Erste TV-Nachrichtensprecherin : Journalistin Wibke Bruns wird 80

Print und Buch, Hörfunk und Fernsehen: Die Journalistin und Autorin Wibke Bruhns feiert am Samstag ihren 80. Geburtstag.

Eine Grande Dame des Journalismus: Wibke Bruhns.
Eine Grande Dame des Journalismus: Wibke Bruhns.Foto: picture alliance / dpa

Für das ganz große Publikum gibt es Wibke Bruhns zweimal, als Gerücht und als Tatsache. Dem Gerücht nach hatte die damalige „Stern“-Reporterin mit dem damaligen Bundeskanzler Willy Brandt eine Affäre. Das hat Bruhns wieder und wieder dementiert. Nicht dementieren musste sie, dass sie vom 12. Mai 1971 an erste Nachrichtensprecherin im westdeutschen Fernsehen war, bei „heute“ im ZDF. Ihre Begeisterung für die sozialdemokratische Politik verleitete sie 1972, den Wahlkampf von Brandt zu unterstützen. Dass eine programmprägende ZDF-Mitarbeiterin sich parteipolitisch derart exponierte, empörte vor allem die CDU. Bruhns verließ das ZDF, nicht deswegen, sondern weil das Vorlesen anderer Leute Texte nicht ihr Ding war.

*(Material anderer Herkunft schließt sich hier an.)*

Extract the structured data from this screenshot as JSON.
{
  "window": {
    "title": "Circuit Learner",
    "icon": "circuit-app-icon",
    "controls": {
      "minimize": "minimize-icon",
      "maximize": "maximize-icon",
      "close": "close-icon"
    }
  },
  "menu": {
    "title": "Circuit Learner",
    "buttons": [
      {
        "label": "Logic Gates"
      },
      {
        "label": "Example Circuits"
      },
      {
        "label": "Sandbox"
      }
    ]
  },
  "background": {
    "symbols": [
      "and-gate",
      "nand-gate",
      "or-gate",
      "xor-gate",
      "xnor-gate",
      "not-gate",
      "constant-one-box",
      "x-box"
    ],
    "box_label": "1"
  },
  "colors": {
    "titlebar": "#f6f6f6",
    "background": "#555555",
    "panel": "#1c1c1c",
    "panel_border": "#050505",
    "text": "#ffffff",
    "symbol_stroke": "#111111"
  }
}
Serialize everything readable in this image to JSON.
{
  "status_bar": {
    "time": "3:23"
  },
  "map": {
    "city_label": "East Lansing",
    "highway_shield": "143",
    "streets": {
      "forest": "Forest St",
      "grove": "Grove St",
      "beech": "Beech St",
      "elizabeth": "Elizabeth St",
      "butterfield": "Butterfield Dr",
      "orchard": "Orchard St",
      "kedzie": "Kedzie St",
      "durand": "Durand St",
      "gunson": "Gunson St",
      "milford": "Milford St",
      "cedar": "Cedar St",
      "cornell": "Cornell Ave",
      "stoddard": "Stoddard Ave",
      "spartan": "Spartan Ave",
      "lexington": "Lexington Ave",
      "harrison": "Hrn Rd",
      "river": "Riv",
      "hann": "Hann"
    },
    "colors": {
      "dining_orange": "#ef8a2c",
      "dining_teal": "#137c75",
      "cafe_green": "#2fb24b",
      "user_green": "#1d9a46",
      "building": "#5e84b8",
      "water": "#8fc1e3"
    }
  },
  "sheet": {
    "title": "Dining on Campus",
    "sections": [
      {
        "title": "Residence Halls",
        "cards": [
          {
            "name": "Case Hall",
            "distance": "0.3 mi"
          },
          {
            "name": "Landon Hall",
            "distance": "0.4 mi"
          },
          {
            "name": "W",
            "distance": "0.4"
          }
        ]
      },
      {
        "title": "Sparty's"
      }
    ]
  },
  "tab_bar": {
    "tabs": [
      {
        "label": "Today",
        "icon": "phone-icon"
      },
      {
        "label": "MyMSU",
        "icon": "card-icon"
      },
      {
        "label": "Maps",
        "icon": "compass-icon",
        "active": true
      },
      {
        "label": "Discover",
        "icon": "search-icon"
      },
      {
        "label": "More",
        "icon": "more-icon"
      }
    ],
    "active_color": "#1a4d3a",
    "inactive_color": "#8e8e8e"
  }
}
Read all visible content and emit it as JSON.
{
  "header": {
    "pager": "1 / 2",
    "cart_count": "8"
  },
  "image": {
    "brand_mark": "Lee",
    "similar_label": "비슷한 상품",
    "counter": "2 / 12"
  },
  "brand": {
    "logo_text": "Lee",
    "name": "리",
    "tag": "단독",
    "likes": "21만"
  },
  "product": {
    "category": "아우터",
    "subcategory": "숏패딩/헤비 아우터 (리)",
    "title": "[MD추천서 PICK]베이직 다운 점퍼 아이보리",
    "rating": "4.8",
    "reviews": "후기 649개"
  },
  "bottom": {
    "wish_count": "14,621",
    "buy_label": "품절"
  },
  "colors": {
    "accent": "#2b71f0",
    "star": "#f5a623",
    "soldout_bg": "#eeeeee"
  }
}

Als Klammer ihrer langen journalistischen Karriere gesehen: Wibke Bruhns wandelte mit großer Sicherheit zwischen den Medienwelten, zwischen Print und Fernsehen. Sie schrieb für den „Stern“, als Korrespondentin im herausfordernden Jerusalem bis 1983: „Meine Neugier war nicht mehr bereit, jeden Tag die neue Katastrophe zu erwarten.“ Washington war die nächste Station, mit ihrer Reportage über das Vietnam-Denkmal gewann sie den Egon-Erwin-Kisch-Preis. Wibke Bruhns blieb 14 Jahre beim „Stern“ und stets in kritischer Distanz.

Kulturchefin beim ORB

Danach wieder Fernsehen, für den WDR zusammen mit Gisela Marx die politische Talkshow „Drei vor Mitternacht“, WDR-Hörfunk, Filme für Arte und Südwestfunk, Kolumnen, Kommentare, Kritiken für verschiedene Printmedien, später auch für den Tagesspiegel. 1995 ging sie zum Ostdeutschen Rundfunk Brandenburg (ORB) nach Potsdam und wurde dessen Kulturchefin.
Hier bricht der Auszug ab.